The government tabled a report on defence in the House entitled "Security in the Changing World" which called for a number of things. We would like to see one of them, an annual debate in Parliament in both the Senate and the House of Commons on defence. It would provide an opportunity to put forward thoughts on defence. It would be important for it to be held as quickly as possible after the defence estimates were tabled so that it would be relevant, current and not at arm's length or distanced from the realities of the budget at hand.

The report also requested that there be an ongoing standing committee to review matters directly involving national defence issues and that the committee report back to the House. As I have said, the recommendations were clear. The annual defence review and assessment would be one mandate that could be given to the standing committee on defence, making it meaningful and giving it purpose.

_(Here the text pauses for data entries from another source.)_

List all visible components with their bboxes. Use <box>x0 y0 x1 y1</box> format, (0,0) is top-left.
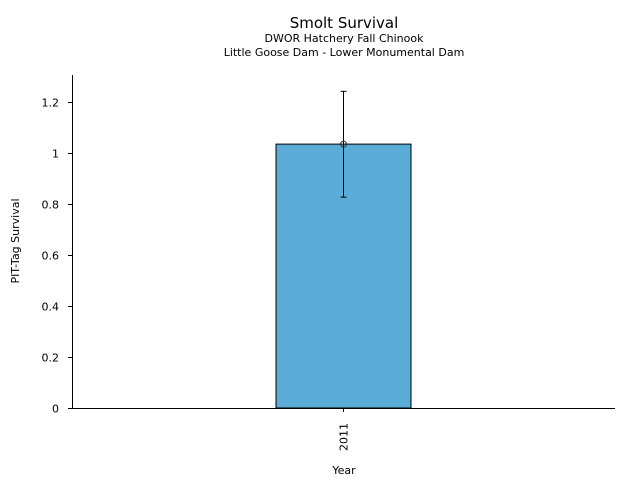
chart-subtitle-line-1: DWOR Hatchery Fall Chinook <box>265 32 425 45</box>
chart-title: Smolt Survival <box>290 14 399 32</box>
x-axis-label: Year <box>331 464 356 477</box>
y-tick-label: 1.2 <box>42 97 60 110</box>
y-tick-label: 0.4 <box>42 301 60 314</box>
x-tick-label: 2011 <box>338 423 351 451</box>
chart-subtitle-line-2: Little Goose Dam - Lower Monumental Dam <box>224 46 465 59</box>
y-tick-label: 0.8 <box>42 199 60 212</box>
y-tick-label: 0.6 <box>42 250 60 263</box>
y-tick-label: 0 <box>52 403 59 416</box>
data-point-marker <box>340 140 347 148</box>
y-tick-label: 1 <box>52 148 59 161</box>
y-axis-label: PIT-Tag Survival <box>9 198 22 283</box>
y-tick-label: 0.2 <box>42 352 60 365</box>
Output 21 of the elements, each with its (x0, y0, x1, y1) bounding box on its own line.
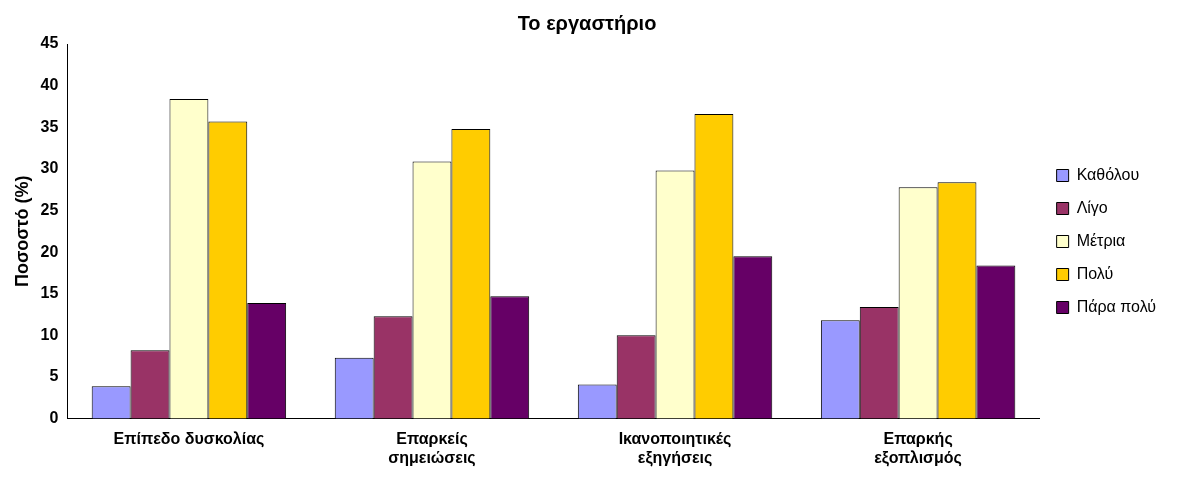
x-tick-label: Επαρκείς σημειώσεις (388, 429, 476, 467)
y-tick-label: 35 (40, 117, 59, 135)
legend-label: Πάρα πολύ (1076, 297, 1156, 315)
legend-label: Λίγο (1076, 198, 1108, 216)
x-tick-label: Επαρκής εξοπλισμός (874, 429, 962, 467)
y-tick-label: 25 (40, 200, 59, 218)
y-tick-label: 20 (40, 242, 59, 260)
x-tick-label: Ικανοποιητικές εξηγήσεις (618, 429, 732, 467)
y-axis-title: Ποσοστό (%) (11, 175, 32, 288)
y-tick-label: 40 (40, 76, 59, 94)
y-tick-label: 45 (40, 34, 59, 52)
y-tick-label: 30 (40, 159, 59, 177)
y-tick-label: 10 (40, 325, 59, 343)
legend-label: Μέτρια (1076, 231, 1126, 249)
x-tick-label: Επίπεδο δυσκολίας (113, 429, 265, 448)
legend-label: Πολύ (1076, 264, 1114, 282)
chart-title: Το εργαστήριο (517, 11, 657, 34)
legend-label: Καθόλου (1076, 165, 1140, 183)
y-tick-label: 0 (49, 409, 59, 427)
y-tick-label: 15 (40, 284, 59, 302)
y-tick-label: 5 (49, 367, 59, 385)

The report indicated that there was a role for the standing committee to investigate and oversee the defence budget and major procurement by the government dealing with defence capital expenditures. The committee would be able to bring forward expert witnesses. It could call upon the Auditor General. It could call upon other learned persons within government ranks for their expertise. Then the committee could report to Parliament in a meaningful and forceful manner about its findings.

I am very pleased to have joined in the debate today. The hon. member for Saanich-Gulf Islands made some very valid points.

Many of the points he wishes to see covered could be tumbled into the commission that has been established by the Minister of National Defence and picked up and reviewed as part of that mandate.

The minister has been most energetic, forthright and insightful in terms of the judgment he brings to the House. On behalf of all Canadians he has worked on behalf of the armed forces.